Ireland spent this summer working hard with a new training regime, beginning his pre-season earlier than the rest of the City players. He worked more on building up the physical side of his game, doing weights, working with a martial arts trainer and sprinting up hills, all of which have combined to make him physically stronger and in a sense toughen him up.
The results, have perhaps exceed even the player's own expectations. Ireland has been a revelation for Manchester City, scoring six goals, including a brace against Hull City, and has arguably been the club's standout performer—quite an achievement with Robinho in the same team.
The new Ireland melds brain with brawn, maintaining his natural ability, flair, and creativity with a physicality that enables him to perform more effectively. Ireland's pace has quickened, and his stamina improved, giving him the speed and energy by which he can drive from box to box for ninety minutes.

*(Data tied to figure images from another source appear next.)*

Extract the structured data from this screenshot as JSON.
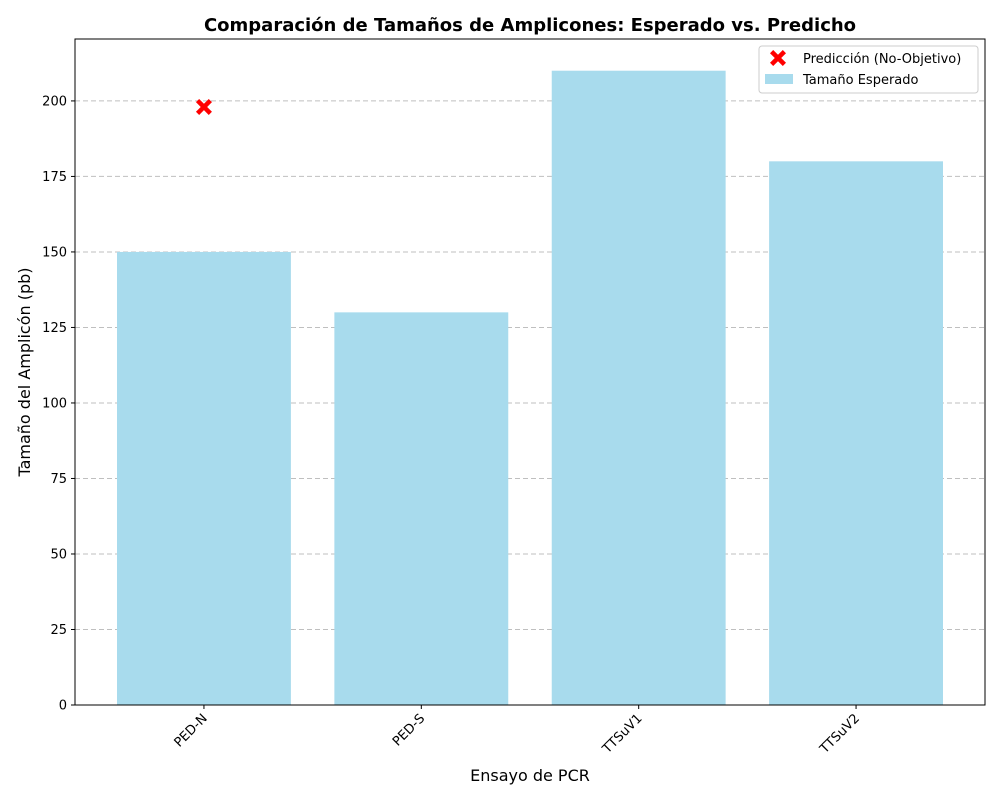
{
  "chart_data": {
    "type": "bar",
    "title": "Comparación de Tamaños de Amplicones: Esperado vs. Predicho",
    "xlabel": "Ensayo de PCR",
    "ylabel": "Tamaño del Amplicón (pb)",
    "categories": [
      "PED-N",
      "PED-S",
      "TTSuV1",
      "TTSuV2"
    ],
    "ylim": [
      0,
      220.5
    ],
    "yticks": [
      0,
      25,
      50,
      75,
      100,
      125,
      150,
      175,
      200
    ],
    "grid": "y-dashed",
    "legend_position": "top-right",
    "series": [
      {
        "name": "Tamaño Esperado",
        "kind": "bar",
        "color": "#a8dbed",
        "values": [
          150,
          130,
          210,
          180
        ]
      },
      {
        "name": "Predicción (No-Objetivo)",
        "kind": "marker",
        "marker": "X",
        "color": "#ff0000",
        "points": [
          {
            "category": "PED-N",
            "value": 198
          }
        ]
      }
    ]
  }
}
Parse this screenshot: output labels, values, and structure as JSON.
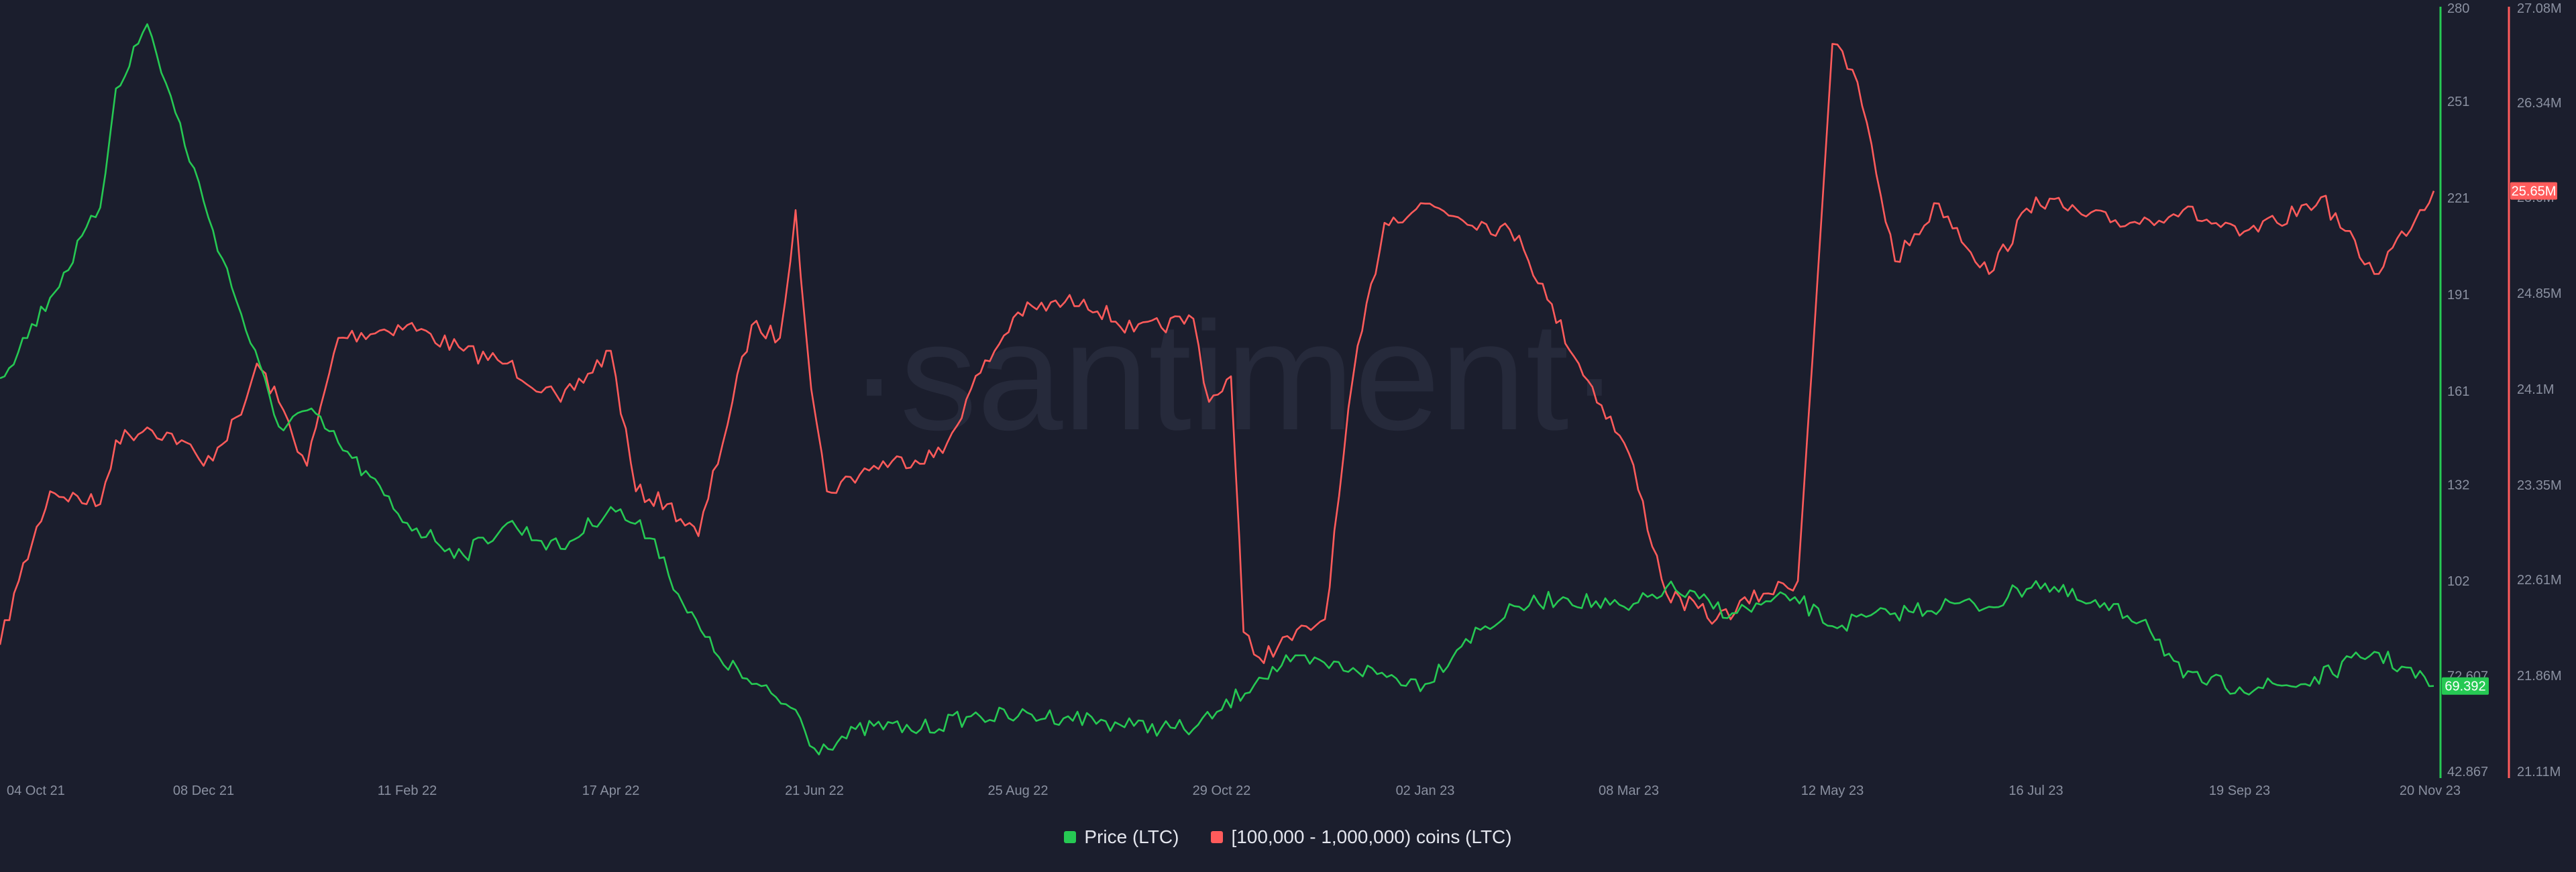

Also he has been far more cute in timing his runs into the box, which has allowed him to get into goalscoring positions on a more regular basis—he has two more goals already this season than he had the whole of last season, illustrating how much more effective this new Ireland is compared with last season.
So what next for Ireland?
The challenge for him will undoubtedly be maintaining his wonderful form, and with more transfer activity likely in January at Manchester City, he'll be under increasing pressure to maintain his place.
But should he continue his startling rate of progress then this news should not worry him, as he can look forward to a place in the City team for some time yet.
Because, like the comic book hero which the Manchester City fans have affectionately labelled him, Stephen Ireland is really starting to fly.